Je ne parle pas souvent de l'Ecole sur mon blog parce qu'en vérité, à peine sorti du boulot, des copies et / ou des préparations de cours, j'essaye de m'en extirper. L'Ecole, c'est fini. L'instruction pour tous est un idéal du passé et l'Education nationale prend le chemin d'une évolution à la France télécom, avec les drames que l'on connaît.

Je n'oublie pas, du reste, que cette sinistre évolution date de Jospin alors ministre de Mitterrand qui, en 1989, eut la bonne idée de mettre "l'élève au centre". Sous cette idée entra dans l'Ecole la fin des exigences, la fin de l'aspiration à un élitisme, certes, mais pour tous. L'Ecole devint l'antichambre du monde du travail, c'est à dire l'antichambre de l'ANPE appelée aujourd'hui Pôle Emploi. Claude Allègre, sous l'égide du même Jospin entre 1997 et 2000, a poursuivi ce travail de sape en désignant notamment les enseignants à la vindicte poujadiste. Feignasses, syndiqués, toujours en vacances, ne connaissant pas le monde de l'entreprise...

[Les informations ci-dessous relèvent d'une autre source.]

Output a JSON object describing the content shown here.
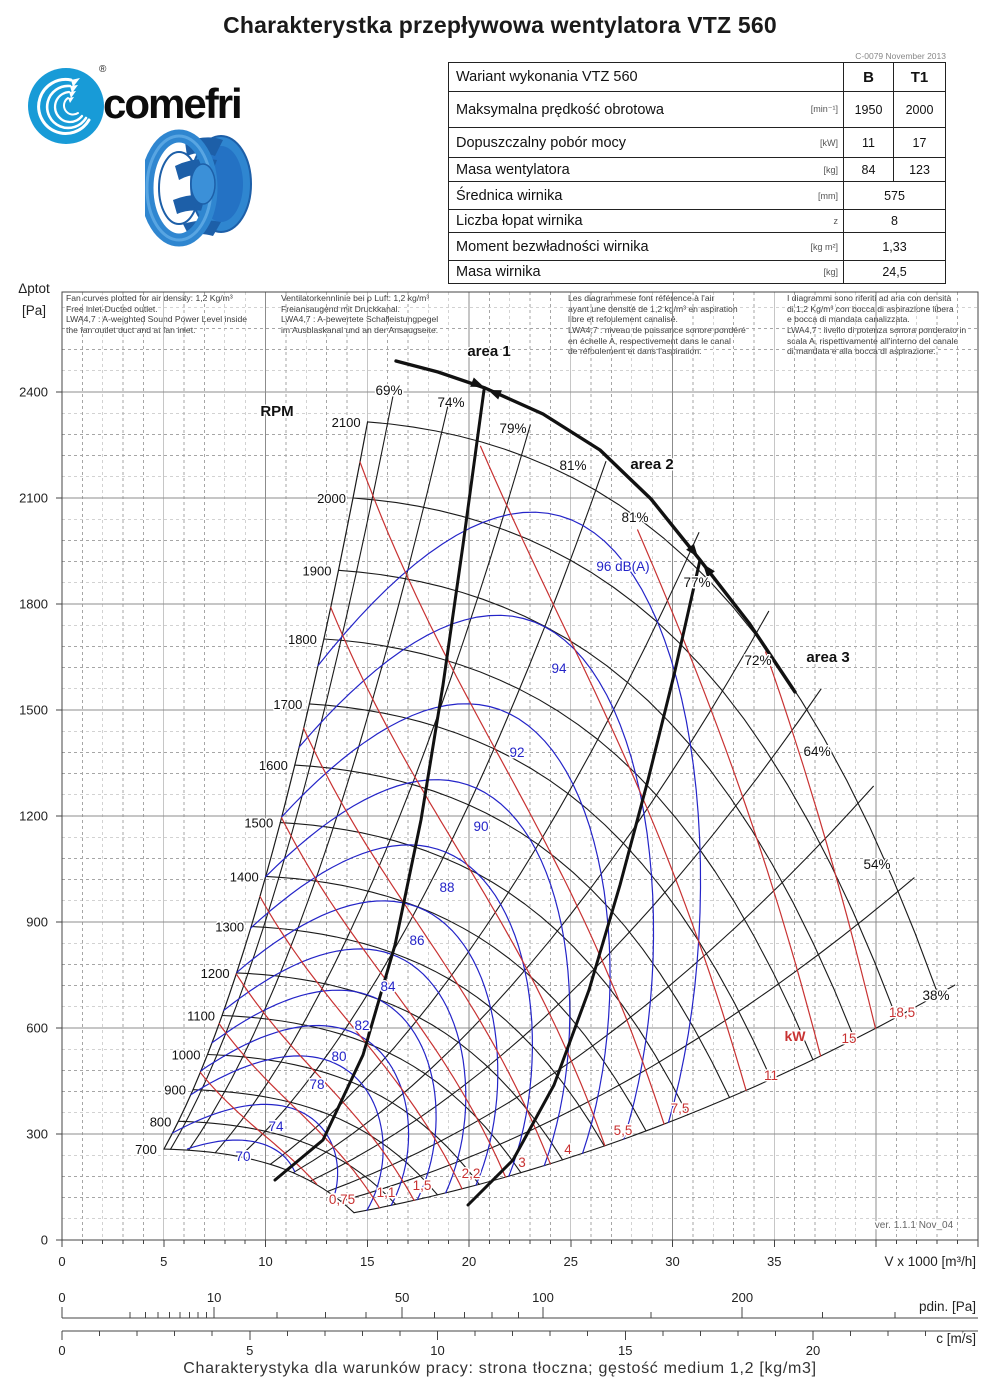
{
  "page": {
    "title": "Charakterystka przepływowa wentylatora VTZ 560",
    "doc_ref": "C-0079 November 2013",
    "footer": "Charakterystyka dla warunków pracy: strona tłoczna; gęstość medium 1,2 [kg/m3]"
  },
  "logo": {
    "brand": "comefri",
    "registered": "®"
  },
  "spec_table": {
    "rows": [
      {
        "name": "Wariant wykonania VTZ 560",
        "unit": "",
        "b": "B",
        "t1": "T1"
      },
      {
        "name": "Maksymalna prędkość obrotowa",
        "unit": "[min⁻¹]",
        "b": "1950",
        "t1": "2000"
      },
      {
        "name": "Dopuszczalny pobór mocy",
        "unit": "[kW]",
        "b": "11",
        "t1": "17"
      },
      {
        "name": "Masa wentylatora",
        "unit": "[kg]",
        "b": "84",
        "t1": "123"
      },
      {
        "name": "Średnica wirnika",
        "unit": "[mm]",
        "value": "575"
      },
      {
        "name": "Liczba łopat wirnika",
        "unit": "z",
        "value": "8"
      },
      {
        "name": "Moment bezwładności wirnika",
        "unit": "[kg m²]",
        "value": "1,33"
      },
      {
        "name": "Masa wirnika",
        "unit": "[kg]",
        "value": "24,5"
      }
    ]
  },
  "notes": {
    "en": {
      "lines": [
        "Fan curves plotted for air density: 1,2 Kg/m³",
        "Free inlet-Ducted outlet.",
        "LWA4,7 : A-weighted Sound Power Level inside",
        "the fan outlet duct and at fan inlet."
      ]
    },
    "de": {
      "lines": [
        "Ventilatorkennlinie bei ρ Luft: 1,2 kg/m³",
        "Freiansaugend mit Druckkanal.",
        "LWA4,7 : A-bewertete Schalleistungpegel",
        "im Ausblaskanal und an der Ansaugseite."
      ]
    },
    "fr": {
      "lines": [
        "Les diagrammese font référence à l'air",
        "ayant une densité de 1,2 kg/m³ en aspiration",
        "libre et refoulement canalisé.",
        "LWA4,7 : niveau de puissance sonore pondéré",
        "en échelle A, respectivement dans le canal",
        "de réfoulement et dans l'aspiration."
      ]
    },
    "it": {
      "lines": [
        "I diagrammi sono riferiti ad aria con densità",
        "di 1,2 Kg/m³ con bocca di aspirazione libera",
        "e bocca di mandata canalizzata.",
        "LWA4,7 : livello di potenza sonora ponderato in",
        "scala A, rispettivamente all'interno del canale",
        "di mandata e alla bocca di aspirazione."
      ]
    }
  },
  "chart_data": {
    "type": "fan-performance-map",
    "x_axis": {
      "label": "V x 1000 [m³/h]",
      "min": 0,
      "max": 45,
      "major_step": 5,
      "minor_step": 1,
      "labeled_ticks": [
        0,
        5,
        10,
        15,
        20,
        25,
        30,
        35
      ]
    },
    "y_axis": {
      "label": "Δptot",
      "unit": "[Pa]",
      "min": 0,
      "max": 2680,
      "major_step": 300,
      "minor_step": 60,
      "labeled_ticks": [
        0,
        300,
        600,
        900,
        1200,
        1500,
        1800,
        2100,
        2400
      ]
    },
    "pdin_axis": {
      "label": "pdin. [Pa]",
      "labeled_ticks": [
        0,
        10,
        50,
        100,
        200
      ],
      "minor_ticks": [
        2,
        3,
        4,
        5,
        6,
        7,
        8,
        9,
        20,
        30,
        40,
        60,
        70,
        80,
        90,
        150,
        250,
        300
      ]
    },
    "c_axis": {
      "label": "c [m/s]",
      "labeled_ticks": [
        0,
        5,
        10,
        15,
        20
      ],
      "minor_step": 1,
      "max": 24
    },
    "rpm_curves": {
      "header": "RPM",
      "values": [
        700,
        800,
        900,
        1000,
        1100,
        1200,
        1300,
        1400,
        1500,
        1600,
        1700,
        1800,
        1900,
        2000,
        2100
      ]
    },
    "efficiency_lines": {
      "labels": [
        "69%",
        "74%",
        "79%",
        "81%",
        "81%",
        "77%",
        "72%",
        "64%",
        "54%",
        "38%"
      ]
    },
    "noise_curves": {
      "unit": "dB(A)",
      "labels": [
        "70",
        "74",
        "78",
        "80",
        "82",
        "84",
        "86",
        "88",
        "90",
        "92",
        "94",
        "96 dB(A)"
      ]
    },
    "power_lines": {
      "header": "kW",
      "labels": [
        "0,75",
        "1,1",
        "1,5",
        "2,2",
        "3",
        "4",
        "5,5",
        "7,5",
        "11",
        "15",
        "18,5"
      ],
      "values_kw": [
        0.75,
        1.1,
        1.5,
        2.2,
        3,
        4,
        5.5,
        7.5,
        11,
        15,
        18.5
      ]
    },
    "area_labels": [
      "area 1",
      "area 2",
      "area 3"
    ],
    "version_note": "ver. 1.1.1 Nov_04",
    "colors": {
      "curve": "#1a1a1a",
      "noise": "#2424c8",
      "power": "#c83232",
      "grid_major": "#8c8c8c",
      "grid_minor": "#a6a6a6",
      "frame": "#444444"
    }
  }
}
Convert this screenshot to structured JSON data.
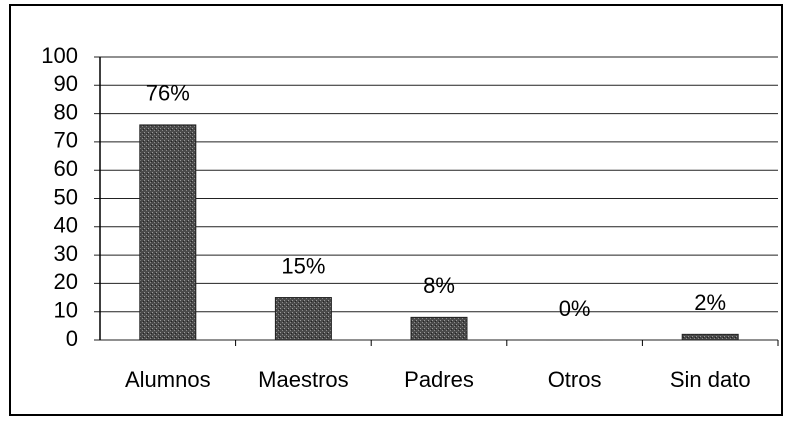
{
  "chart_data": {
    "type": "bar",
    "categories": [
      "Alumnos",
      "Maestros",
      "Padres",
      "Otros",
      "Sin dato"
    ],
    "values": [
      76,
      15,
      8,
      0,
      2
    ],
    "value_labels": [
      "76%",
      "15%",
      "8%",
      "0%",
      "2%"
    ],
    "color": "#555555",
    "ylim": [
      0,
      100
    ],
    "yticks": [
      0,
      10,
      20,
      30,
      40,
      50,
      60,
      70,
      80,
      90,
      100
    ],
    "grid": true
  }
}
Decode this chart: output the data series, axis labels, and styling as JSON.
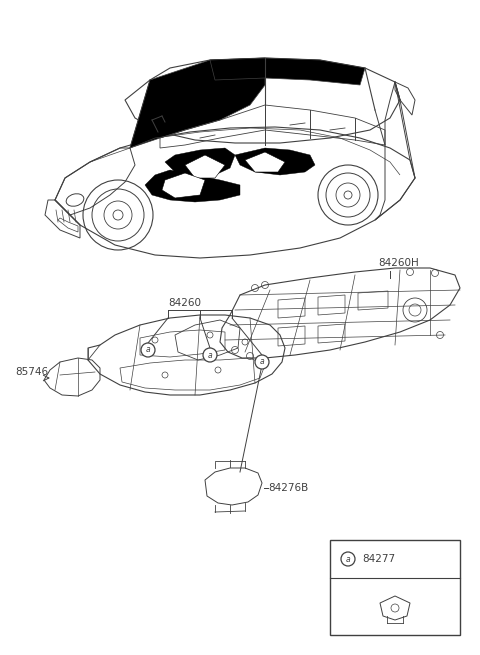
{
  "bg_color": "#ffffff",
  "line_color": "#404040",
  "fig_width": 4.8,
  "fig_height": 6.55,
  "dpi": 100,
  "labels": {
    "84260H": "84260H",
    "84260": "84260",
    "85746": "85746",
    "84276B": "84276B",
    "84277": "84277"
  }
}
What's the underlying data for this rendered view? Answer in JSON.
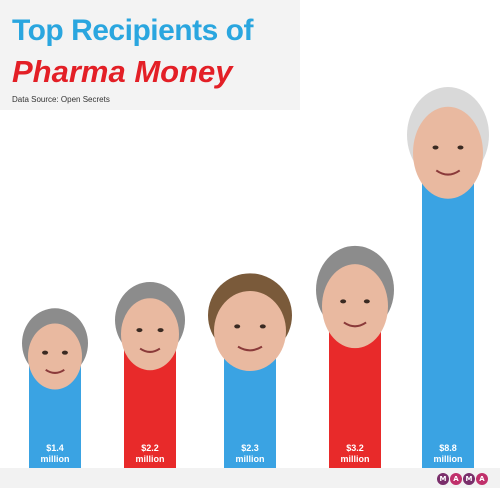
{
  "header": {
    "title_line1": "Top Recipients of",
    "title_line2": "Pharma Money",
    "source": "Data Source: Open Secrets"
  },
  "colors": {
    "blue": "#3aa3e3",
    "red": "#e82a2a",
    "title_blue": "#2aa6df",
    "title_red": "#e31f26"
  },
  "chart_data": {
    "type": "bar",
    "title": "Top Recipients of Pharma Money",
    "xlabel": "",
    "ylabel": "",
    "ylim": [
      0,
      8.8
    ],
    "grid": false,
    "categories": [
      "",
      "",
      "",
      "",
      ""
    ],
    "values": [
      1.4,
      2.2,
      2.3,
      3.2,
      8.8
    ],
    "value_labels": [
      "$1.4\nmillion",
      "$2.2\nmillion",
      "$2.3\nmillion",
      "$3.2\nmillion",
      "$8.8\nmillion"
    ],
    "bar_colors": [
      "#3aa3e3",
      "#e82a2a",
      "#3aa3e3",
      "#e82a2a",
      "#3aa3e3"
    ],
    "bar_icons": [
      "portrait-photo",
      "portrait-photo",
      "portrait-photo",
      "portrait-photo",
      "portrait-photo"
    ]
  },
  "logo": {
    "letters": [
      "M",
      "A",
      "M",
      "A"
    ]
  }
}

Au milieu des années 1990, les écoles de commerce s'ouvrirent aux classes préparatoires littéraires. C'était en réalité, déjà, un coup de canif contre des études qui, selon nos élites fondées de pouvoir du capital, ne servent à rien - sinon, je vous demande un peu !, à être prof (ce qui, bien entendu, constitue un faux travail). Ainsi les khâgneux entrèrent à HEC et les Ulmiens décidèrent eux aussi de faire carrière, de faire du fric. L'idée de la culture pour tous s'est alors sérieusement affaissée (est-ce absolument un hasard si cela a été contemporain du déclin définitif du PCF et de la mort d'Antoine Vitez, intellectuel communiste, qui voulait l'élitisme pour tous ?) et nous avons du reste, aujourd'hui, Mitterrand le neveu qui défend "la culture pour chacun".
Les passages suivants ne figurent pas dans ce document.